Maputo, Harare (epd). In die Stadt fährt Tracy Miller derzeit lieber nicht. "Das ist sinnlos", sagt die junge Entwicklungshelferin, die in einem Vorort der Hauptstadt Harare wohnt. "Die Schulen sind geschlossen, die Geschäfte auch, und im Büro gibt es kein Internet, was soll ich da tun?", sagt sie dem Evangelischen Pressedienst (epd) am Telefon. Tracy Miller ist nicht ihr richtiger Name. Den möchte sie lieber nicht genannt wissen. Seit Montag kommt es zu Ausschreitungen in Simbabwe als Reaktion auf eine drastische Erhöhung der Spritpreise.
Die Entwicklungshelferin hat gehört, dass Soldaten in bestimmten Vierteln von Tür zu Tür gingen, um Menschen zu verprügeln, einzuschüchtern und davon abzuhalten, weiter auf die Straße zu gehen. Der Anwalt Doug Coltart und eine BBC-Reporterin berichten Ähnliches. Bis Mittwoch sollen mehr als 200 Menschen festgenommen worden sein, darunter nach Angaben des südafrikanischen Rundfunks SABC der bekannte Aktivist Evan Mawarire. Auch Tote gab es. Fünf Menschen seien am Montag und drei am Dienstag getötet worden, beklagt die Opposition. Aber die genaue Zahl ist unbekannt.
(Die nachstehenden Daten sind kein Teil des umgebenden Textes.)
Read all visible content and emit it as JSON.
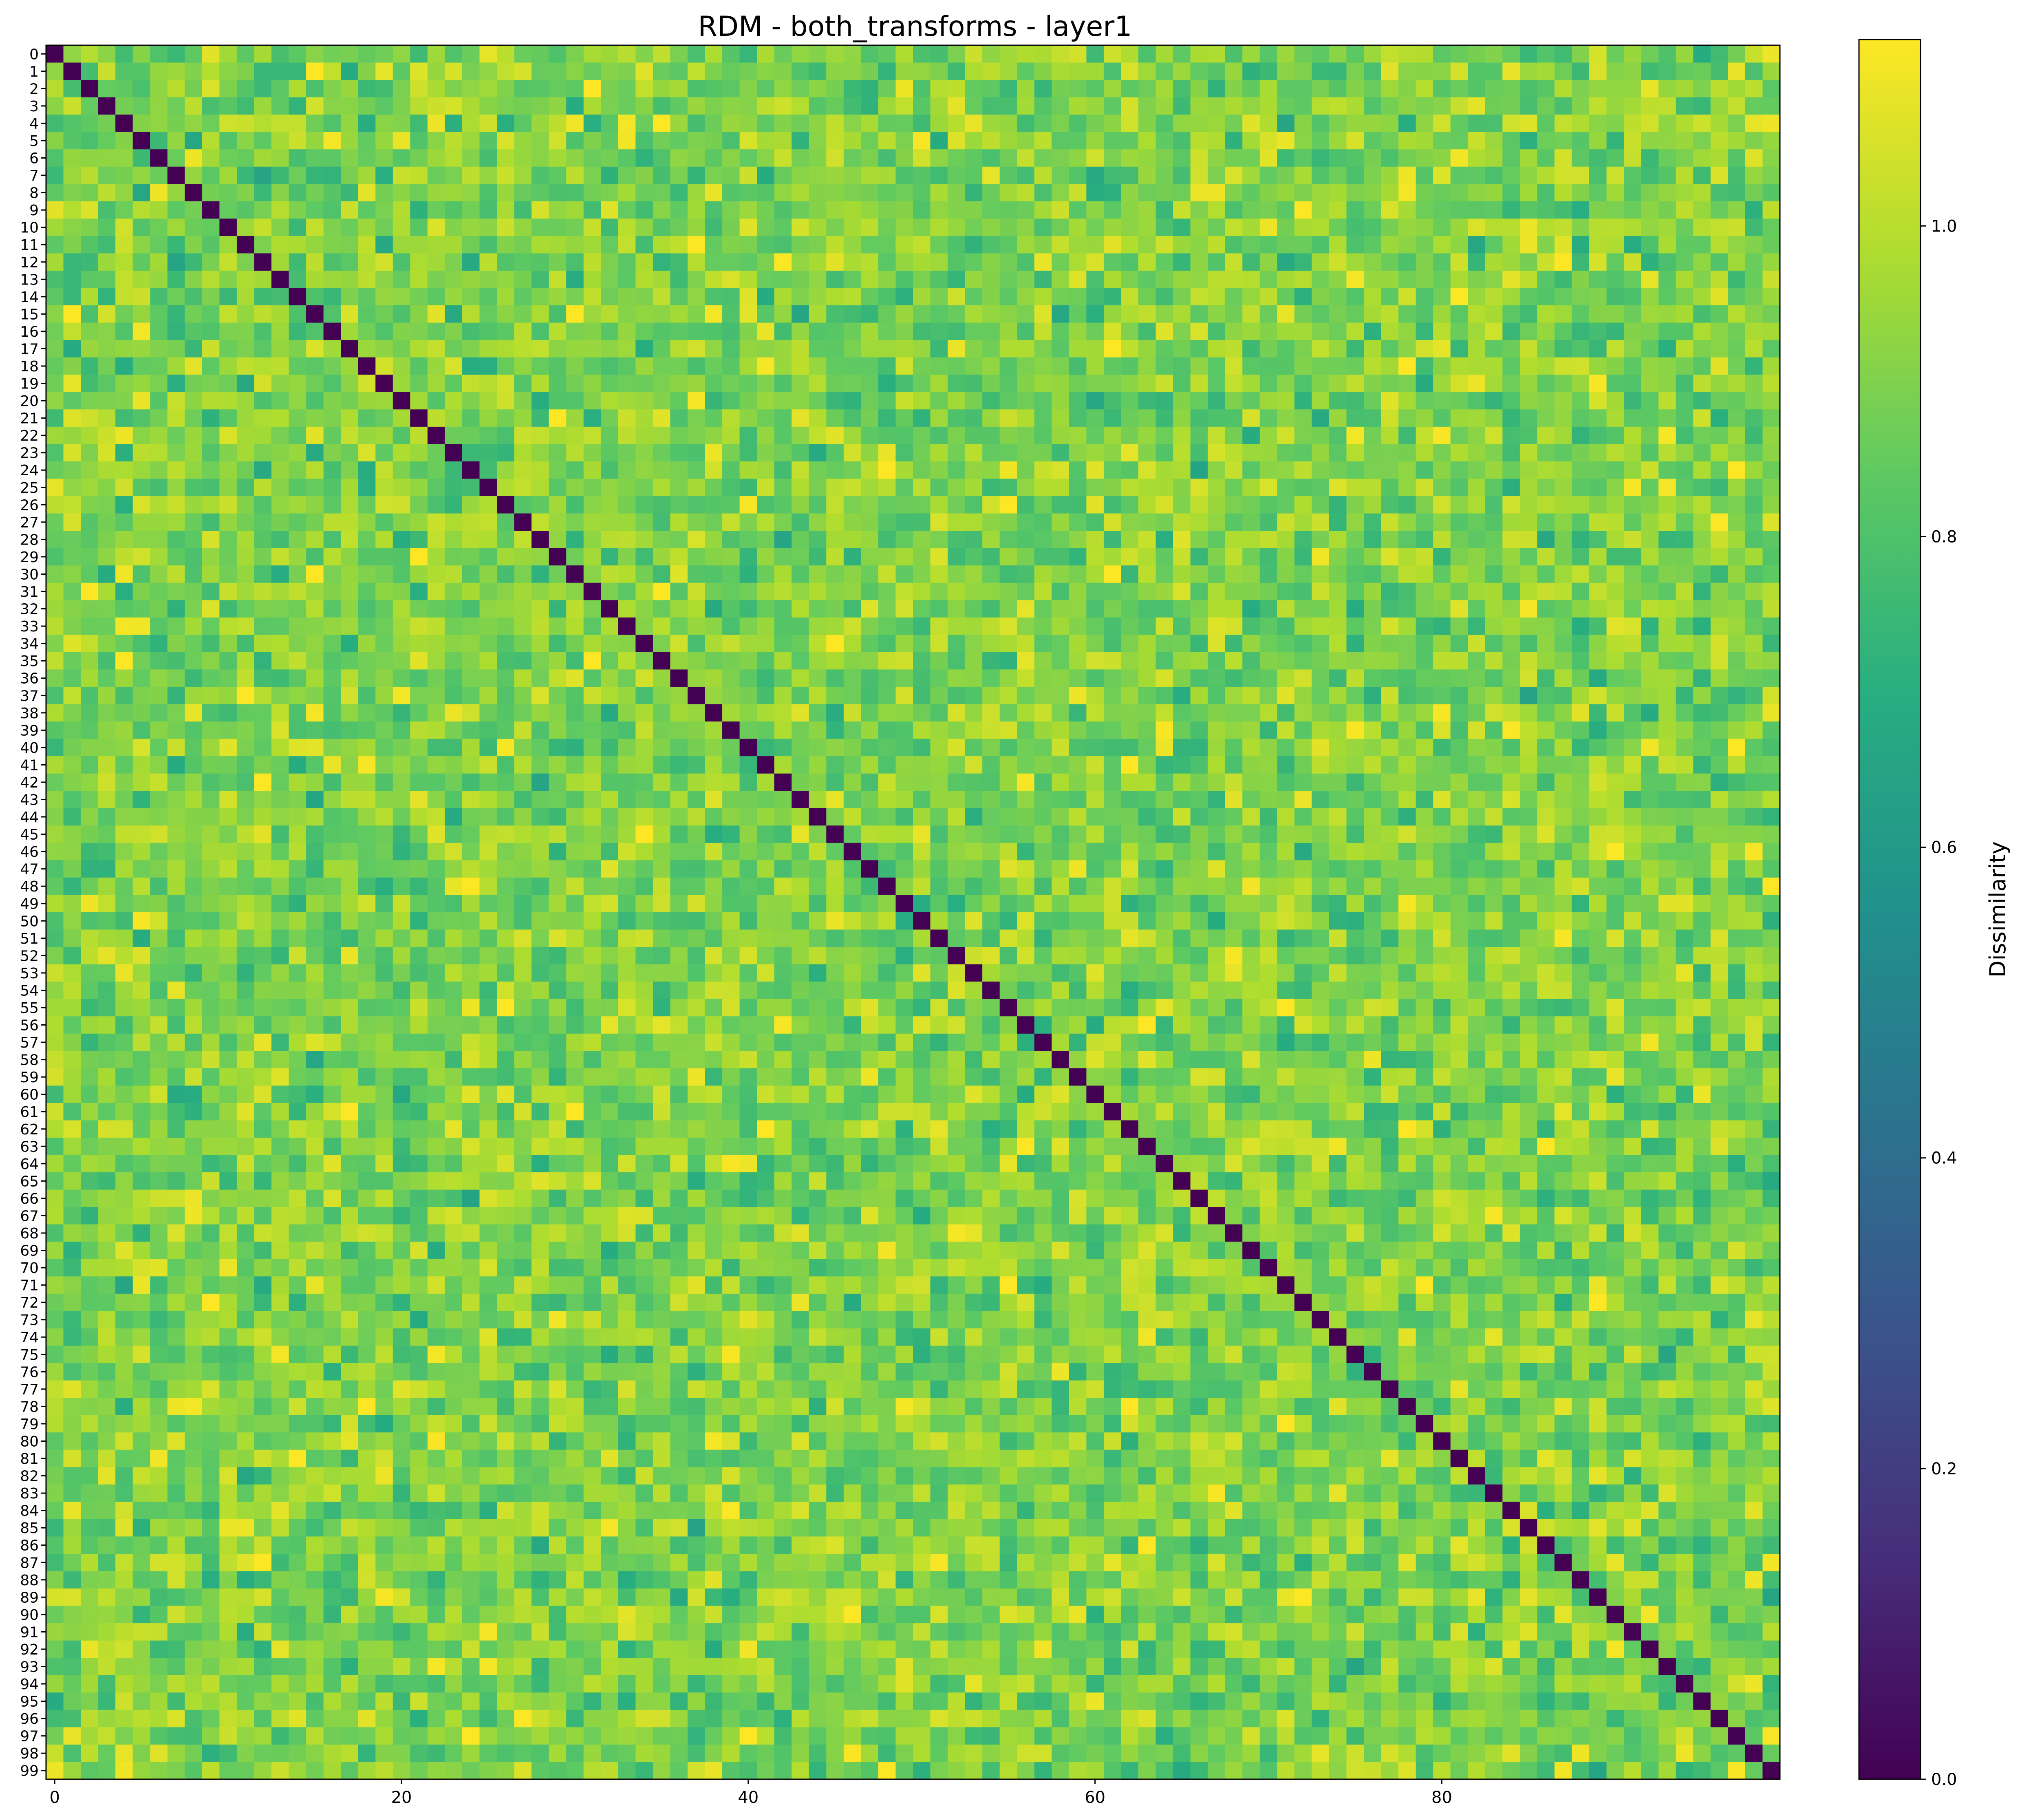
{
  "chart_data": {
    "type": "heatmap",
    "title": "RDM - both_transforms - layer1",
    "n": 100,
    "x_ticks": [
      0,
      20,
      40,
      60,
      80
    ],
    "y_ticks": [
      0,
      1,
      2,
      3,
      4,
      5,
      6,
      7,
      8,
      9,
      10,
      11,
      12,
      13,
      14,
      15,
      16,
      17,
      18,
      19,
      20,
      21,
      22,
      23,
      24,
      25,
      26,
      27,
      28,
      29,
      30,
      31,
      32,
      33,
      34,
      35,
      36,
      37,
      38,
      39,
      40,
      41,
      42,
      43,
      44,
      45,
      46,
      47,
      48,
      49,
      50,
      51,
      52,
      53,
      54,
      55,
      56,
      57,
      58,
      59,
      60,
      61,
      62,
      63,
      64,
      65,
      66,
      67,
      68,
      69,
      70,
      71,
      72,
      73,
      74,
      75,
      76,
      77,
      78,
      79,
      80,
      81,
      82,
      83,
      84,
      85,
      86,
      87,
      88,
      89,
      90,
      91,
      92,
      93,
      94,
      95,
      96,
      97,
      98,
      99
    ],
    "diagonal_value": 0.0,
    "typical_range": [
      0.62,
      1.12
    ],
    "mean_off_diagonal": 0.9,
    "colormap": "viridis",
    "colorbar": {
      "label": "Dissimilarity",
      "min": 0.0,
      "max": 1.12,
      "ticks": [
        0.0,
        0.2,
        0.4,
        0.6,
        0.8,
        1.0
      ],
      "tick_labels": [
        "0.0",
        "0.2",
        "0.4",
        "0.6",
        "0.8",
        "1.0"
      ]
    }
  }
}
Drei Kilometer lange Schlangen vor Tankstellen
Der Protest brach am Montag relativ spontan aus. Es gab Streikaufrufe von Gewerkschaftern, es gab Ankündigungen von Protesten in sozialen Netzwerken. Aber in Simbabwe ist nach solchen Aufrufen oft unklar, wie groß der Zuspruch sein wird. "Uns war aber klar, dass etwas passieren würde", sagt Tracy Miller. In der Vorwoche seien die Schlangen vor den Tankstellen drei Kilometer lang gewesen. Und wer nicht das Privileg habe, aus dem Ausland unterstützt zu werden, könne sich ohnehin kaum mehr versorgen, mangels Devisen. Das Leben sei zu teuer geworden.
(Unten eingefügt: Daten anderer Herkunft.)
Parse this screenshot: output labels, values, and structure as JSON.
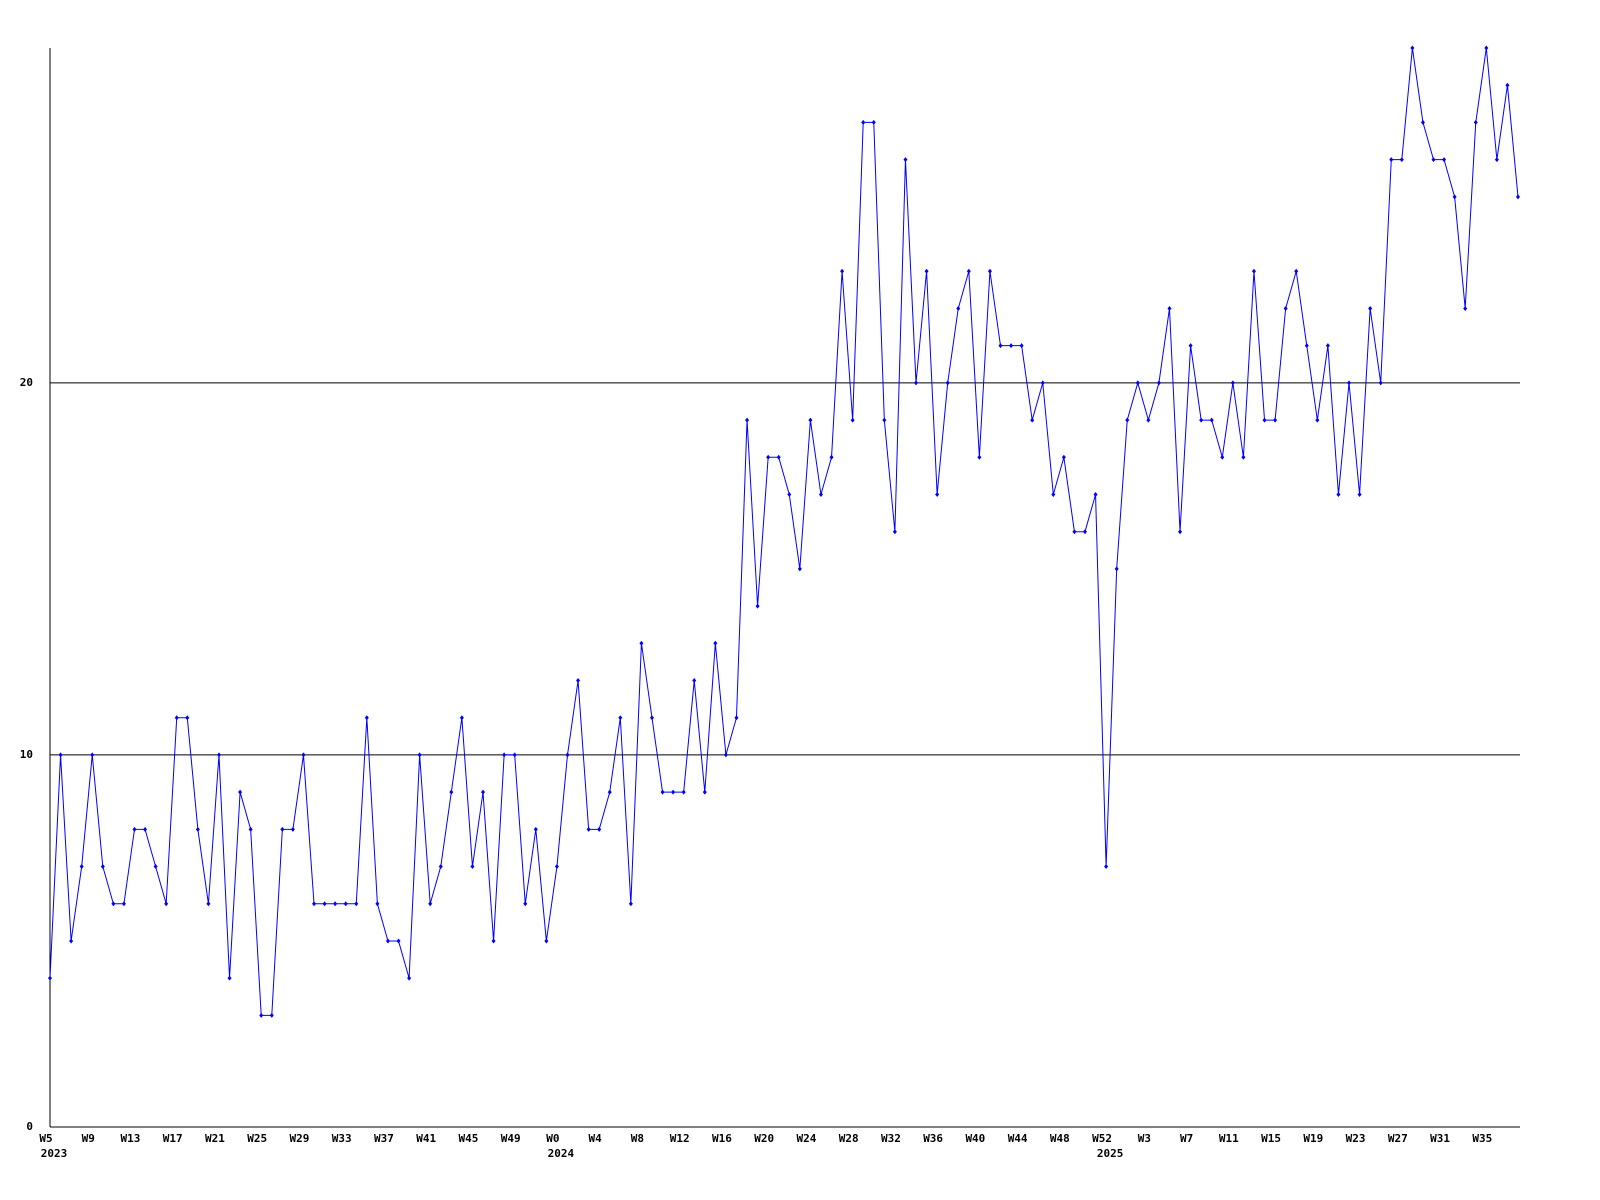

Die Ankündigung vom Wochenende, die Spritpreise um das Anderthalbfache zu erhöhen - auf umgerechnet 3,11 bis 3,31 Euro pro Liter - habe das Fass zum Überlaufen gebracht. Denn dadurch würden sich auch alle anderen Preise weiter erhöhen.
Eines der ärmsten Länder der Welt
Simbabwe mit rund 17 Millionen Einwohnern gehört zu den ärmsten Staaten der Welt. Das Land im südlichen Afrika liegt im UN-Entwicklungsindex für die Lebensqualität weit unten auf Platz 156 von 189 Staaten. Nelson Chamisa, Chef der Oppositionspartei MDC ("Bewegung für demokratischen Wandel"), kommentierte die Proteste denn auch mit den Worten: "Wir haben eine nationale Krise, die sich zu einer humanitären Krise auswächst."
Das MDC-Hauptquartier in Harare wurde von Unbekannten verwüstet, doch auch Einrichtungen der Regierungspartei Zanu-PF sollen beschädigt worden sein. Mehr als ein Jahr nach dem Sturz des Langzeitherrschers Robert Mugabe scheint auch die nachfolgende Regierung unter Mugabes langjährigem Gefolgsmann Emerson Mnangagwa das Vertrauen der Bevölkerung verspielt zu haben.
Wirtschaftliche Gründe
Das hat auch wirtschaftliche Gründe: Die einstige Exportnation Simbabwe besitzt kaum mehr Devisen, ist aber auf Einfuhren angewiesen. Die Inflation liegt im zweistelligen Bereich, US-Dollars sind knapp. Offenbar um Unterstützung in großer Not zu erheischen, besuchte Präsident Mnangagwa während der Protesttage den russischen Staatschef Wladimir Putin in Moskau.
Nicht nur in Harare, sondern auch in dicht besiedelten Vororten sowie in den großen Städten Bulawayo und Mutare kam es zu Protesten. Sicherheitsminister Owen Ncube machte in der regierungsnahen Zeitung "The Herald" die Opposition für die Ausschreitungen verantwortlich. Gleichzeitig ließ die Regierung das Internet abschalten und damit die sozialen Netzwerke. Ein gefährlicher Schritt, warnte "Human Rights Watch", weil dadurch auch die Koordination medizinischer Noteinsätze erschwert werde. Außerdem wachsen so die Spannungen, weil Gerüchte viel schwerer überprüft werden können.